The reasoning behind this approach to warming up is that “doing the actual movement gets your joints warmed up and blood into your muscles. When doing this you’re already making your muscle and tissue pliable” with the specific movements you’ll be doing in the main part of the workout.
By the same token, Moran says that if you’re gearing up for cardio, aim to increase your breathing and heart rate slowly to prevent fatiguing too early in the exercise itself. Going from zero to 100 would be like leaping out of bed in the morning without sitting up, shaking off the grogginess and stretching first. “It’s preparing our body to go into a different phase of activity,” she says.
If you’re preparing for a weightlifting workout, on the other hand, it’s most important to practice your movements with no weights or light weights to test drive how your joints are working that day and practice your range of motion. In other words, you don’t want to learn you have a kink in your knee or your stance is unsteady when you have 100 pounds on your back. “If something hurts,” Moran says, “don’t do it until you consult your physical therapist, physician or medical professional.”
Team sports or other agility workouts, meanwhile, lend themselves to warmups like speed drills in order to activate your neuromuscular system and test out your quickness that day.
Before a cycling workout, for example, Winsberg likes to do “ladders” – first building up and then lowering the resistance, then speeding up and slowing down and finally increasing and decreasing both power and cadence. “I find it’s a really good indicator of fatigue,” she says. “If there’s not quickness there, it’s probably not a day to do a really tough workout.”
4. Move in three dimensions.
In addition to doing workout-specific warmups that will prepare you for a specific activity, von Zychlin says it’s also important to include movement in multiple planes. “Don’t just perform exercises straight in front of you. Also move backward, laterally and incorporate rotational movement patterns as applicable.”

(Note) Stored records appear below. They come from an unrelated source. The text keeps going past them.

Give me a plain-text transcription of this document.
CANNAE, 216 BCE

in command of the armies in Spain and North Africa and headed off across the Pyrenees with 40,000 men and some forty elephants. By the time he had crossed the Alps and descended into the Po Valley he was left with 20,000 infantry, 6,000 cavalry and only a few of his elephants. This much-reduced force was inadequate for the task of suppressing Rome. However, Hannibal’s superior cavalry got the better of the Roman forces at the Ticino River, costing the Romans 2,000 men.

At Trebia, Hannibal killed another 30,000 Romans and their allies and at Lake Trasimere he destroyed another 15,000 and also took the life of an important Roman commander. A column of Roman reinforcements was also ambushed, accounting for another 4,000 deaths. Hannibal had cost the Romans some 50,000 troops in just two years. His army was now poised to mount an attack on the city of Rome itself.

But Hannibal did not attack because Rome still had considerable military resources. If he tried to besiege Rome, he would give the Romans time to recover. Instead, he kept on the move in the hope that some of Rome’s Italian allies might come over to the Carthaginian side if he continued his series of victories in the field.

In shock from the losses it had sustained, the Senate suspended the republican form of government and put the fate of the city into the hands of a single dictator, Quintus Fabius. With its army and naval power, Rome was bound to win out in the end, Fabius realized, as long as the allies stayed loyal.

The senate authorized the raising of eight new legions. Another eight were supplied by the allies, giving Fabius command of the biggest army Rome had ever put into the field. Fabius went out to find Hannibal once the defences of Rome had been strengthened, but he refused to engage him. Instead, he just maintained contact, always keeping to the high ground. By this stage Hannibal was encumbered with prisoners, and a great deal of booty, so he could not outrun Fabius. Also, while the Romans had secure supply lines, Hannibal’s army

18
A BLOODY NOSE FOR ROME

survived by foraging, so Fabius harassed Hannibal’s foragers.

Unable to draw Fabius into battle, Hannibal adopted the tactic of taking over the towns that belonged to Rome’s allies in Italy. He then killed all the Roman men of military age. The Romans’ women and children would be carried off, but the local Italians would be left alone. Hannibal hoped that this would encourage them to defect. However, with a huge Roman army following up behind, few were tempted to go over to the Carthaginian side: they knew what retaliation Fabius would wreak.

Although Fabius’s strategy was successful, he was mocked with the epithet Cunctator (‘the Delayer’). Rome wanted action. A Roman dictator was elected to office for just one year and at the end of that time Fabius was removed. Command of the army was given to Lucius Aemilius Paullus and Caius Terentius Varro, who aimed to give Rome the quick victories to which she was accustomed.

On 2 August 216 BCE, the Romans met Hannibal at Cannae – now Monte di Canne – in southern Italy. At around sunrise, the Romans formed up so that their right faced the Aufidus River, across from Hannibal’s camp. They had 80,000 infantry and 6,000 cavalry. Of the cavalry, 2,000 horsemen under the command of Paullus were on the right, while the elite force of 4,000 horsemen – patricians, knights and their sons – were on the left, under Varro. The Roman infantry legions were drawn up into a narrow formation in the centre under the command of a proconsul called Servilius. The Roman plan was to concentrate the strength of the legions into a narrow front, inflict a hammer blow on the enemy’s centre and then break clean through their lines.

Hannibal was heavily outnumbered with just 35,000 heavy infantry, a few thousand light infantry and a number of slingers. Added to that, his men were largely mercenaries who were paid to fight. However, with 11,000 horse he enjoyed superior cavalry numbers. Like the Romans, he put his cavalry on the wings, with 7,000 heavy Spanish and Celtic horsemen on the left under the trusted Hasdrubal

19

She adds that planks or other suitable core exercises are “a great place to start your warmup,” as these engage and wake up the entire body. She recommends then moving into more dynamic stretching exercises such as:
- Side lunges.
- Moving hamstring stretches.
- Shin grabs.
You can then transition to quicker-paced movements such as:
- High knees.
- Side shuffle.
“If you’re unable to perform quicker-paced movements, don’t be discouraged,” von Zychlin notes. “You can still get an appropriate warmup without these impact activities.”
5. Prepare your mind.
If nothing else, warming up mentally is good for your future workout physically. Plenty of sport psychology research demonstrates that visualizing how you’ll succeed on the court or field can dramatically improve performance.
“It’s helpful to understand what the goals of your workout are before you go into it,” says Winsberg, who also serves as chief medical officer of Brightside, a mental health telemedicine service. She recommends thinking about what you’ll say to yourself when you feel like quitting or face any other challenge during the workout. “Our thoughts,” she says, “generate our feelings.”